Verifier-based aggregation yields superior accuracy-cost trade-offs. For GLM-4.5, increasing search compute from Maj@8 (35.7%) to Maj@32 (40.8%) requires ~560 additional tool calls, while adding a verifier boosts accuracy to 45% with only ~100 extra calls. Similar patterns are observed for K2 and Qwen3-2507.

Figure 5: Comparison of strategies for scaling verifier computation across models, showing accuracy and corresponding tool calls for vanilla, Max # Tool Call, Budget Forcing, and Parallel Scaling.

Scaling verifier compute further raises performance ceilings, with gains dependent on model and strategy. For K2, budget forcing increases accuracy from 10% to 20%. For GLM-4.5, parallel scaling with Best-of-8 achieves 42% accuracy.

Heavy Variants and Benchmark Results

By combining sequential and parallel scaling for both search and verifier agents, the authors construct "Heavy" variants of open-source models. These variants achieve performance comparable to leading commercial systems across multiple benchmarks.

Figure 6: Scaling test-time compute for different models on BrowseComp, showing accuracy as a function of tool calls.

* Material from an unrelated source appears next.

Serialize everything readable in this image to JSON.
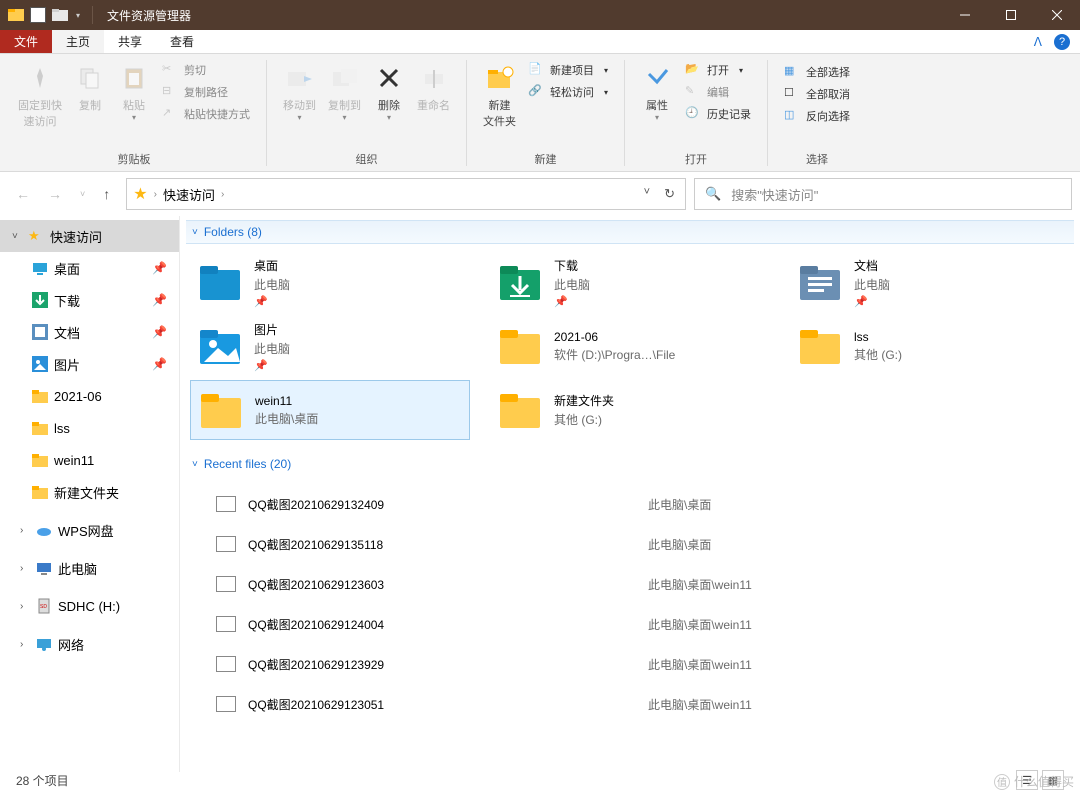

GLM-4.5 Heavy attains 54.0% accuracy on BrowseComp, 49.0% on BrowseComp-zh, 66.0% on GAIA, and 68.0% on xbench-DeepSearch. Tongyi-DeepResearch Heavy reaches 69% on BrowseComp. The introduction of verifiers accelerates performance gains, with parallel scaling of the verifier yielding consistent improvements.

Figure 7: Scaling test-time compute for different models on BrowseComp-zh, showing accuracy as a function of tool calls.

Figure 8: Scaling test-time compute for different models on GAIA, showing accuracy as a function of tool calls.

Figure 9: Scaling test-time compute for different models on xbench-DeepSearch, showing accuracy as a function of tool calls.

On xbench-DeepSearch, where search and verification are equally difficult, verifier scaling offers minimal improvement, highlighting the importance of task-specific asymmetry.

Implementation Considerations

The paper demonstrates that compute allocation should be guided by the asymmetry between search and verification. For tasks with strong verification asymmetry, shifting compute to verifiers yields higher accuracy per unit cost. The choice of scaling strategy (sequential vs. parallel), scaling target (search vs. verifier), and aggregation metric (Pass@K, Maj@K, Best-of-K, Weighted Voting) should be tailored to model characteristics and compute budgets.

The agentic framework is modular, enabling straightforward adaptation of scaling strategies. System prompts for both search and verifier agents are critical for controlling tool usage and agent behavior. Budget Forcing and parallel sampling can be implemented via prompt engineering and batch inference, respectively.

Implications and Future Directions

The findings have significant implications for the design of agentic search systems. Efficient test-time scaling via asymmetric verification enables open-source models to match or exceed commercial systems on complex benchmarks. The results suggest that future systems should integrate verification more deeply, potentially applying verifiers at each search step or using them to guide search trajectories.

Further research may explore training agents to internalize verification capabilities, enabling end-to-end reasoning and verification during inference. The paradigm of compute-optimal scaling—allocating resources based on task-specific asymmetry—can be generalized to other domains beyond deep search.

Conclusion

This paper provides a rigorous analysis of test-time scaling for deep search agents, demonstrating that leveraging asymmetric verification enables substantial performance gains with modest compute increases. By systematically combining sequential and parallel scaling for both search and verifier agents, open-source models can be transformed into Heavy variants that rival commercial systems on challenging information-seeking tasks. The paper establishes a framework for compute-optimal scaling and highlights the importance of verification asymmetry in agentic system design, paving the way for more efficient and powerful AI agents.